Il me fait sourire autant qu’il m’émeut, il donne à penser et fait écho à tant de choses toujours d’actualité, même 40 ans après sa première publication.

La vie devant soi, c’est l’histoire de Momo

Momo c’est pour Mohammed, il n’a « pas honte d’être arabe au contraire mais Mohammed en France, ça fait balayeur », alors il préfère Momo, ça évite les insultes et les préjugés. Lui jongle avec les clichés, il est arabe et élevé par une Madame Rosa ancienne prostituée, juive rescapée des camps qui garde un portrait d’Hitler sous son lit.

Et Momo raconte : sa Madame Rosa et le Belleville des années 70. La ribambelle de gosses, eux aussi enfants de prostituées, qui vivent comme lui chez la « vieille juive ». La crainte d’être dénoncés et d’aller à l’ « Assistance ».

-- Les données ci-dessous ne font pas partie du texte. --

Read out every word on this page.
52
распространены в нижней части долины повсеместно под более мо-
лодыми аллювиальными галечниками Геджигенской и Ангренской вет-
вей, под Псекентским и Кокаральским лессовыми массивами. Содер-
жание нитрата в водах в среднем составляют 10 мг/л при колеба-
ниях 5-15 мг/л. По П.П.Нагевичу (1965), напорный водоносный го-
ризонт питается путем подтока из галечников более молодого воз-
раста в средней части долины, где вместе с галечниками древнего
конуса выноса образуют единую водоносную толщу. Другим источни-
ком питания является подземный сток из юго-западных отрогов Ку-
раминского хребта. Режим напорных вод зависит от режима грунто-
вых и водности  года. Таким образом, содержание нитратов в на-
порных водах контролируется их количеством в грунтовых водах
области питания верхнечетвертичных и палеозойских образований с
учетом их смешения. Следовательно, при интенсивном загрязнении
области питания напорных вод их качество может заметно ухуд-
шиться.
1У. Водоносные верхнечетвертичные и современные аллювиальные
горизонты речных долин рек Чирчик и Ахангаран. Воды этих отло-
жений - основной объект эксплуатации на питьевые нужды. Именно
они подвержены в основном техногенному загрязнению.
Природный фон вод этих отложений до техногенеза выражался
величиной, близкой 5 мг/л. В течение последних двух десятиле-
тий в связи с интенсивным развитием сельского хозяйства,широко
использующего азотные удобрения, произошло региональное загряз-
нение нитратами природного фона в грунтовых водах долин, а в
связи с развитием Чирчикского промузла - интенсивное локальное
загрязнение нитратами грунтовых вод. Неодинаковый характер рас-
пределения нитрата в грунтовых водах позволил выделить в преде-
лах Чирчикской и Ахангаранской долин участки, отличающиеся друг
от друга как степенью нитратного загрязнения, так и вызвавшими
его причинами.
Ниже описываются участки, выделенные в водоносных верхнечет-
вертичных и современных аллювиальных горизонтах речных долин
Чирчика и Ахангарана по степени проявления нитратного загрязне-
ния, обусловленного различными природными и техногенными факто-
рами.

Le Belleville de Momo c’est aussi Monsieur Hamil, le marchand de tapis qui lui apprend le Coran et Victor Hugo ; c’est madame Lola, l’ancien boxeur sénégalais, devenue « travestite » au bois de Boulogne, ce sont les frères Zaoum, déménageurs, qui transportent Madame Rosa quand elle ne peut plus monter ni descendre les 6 étages.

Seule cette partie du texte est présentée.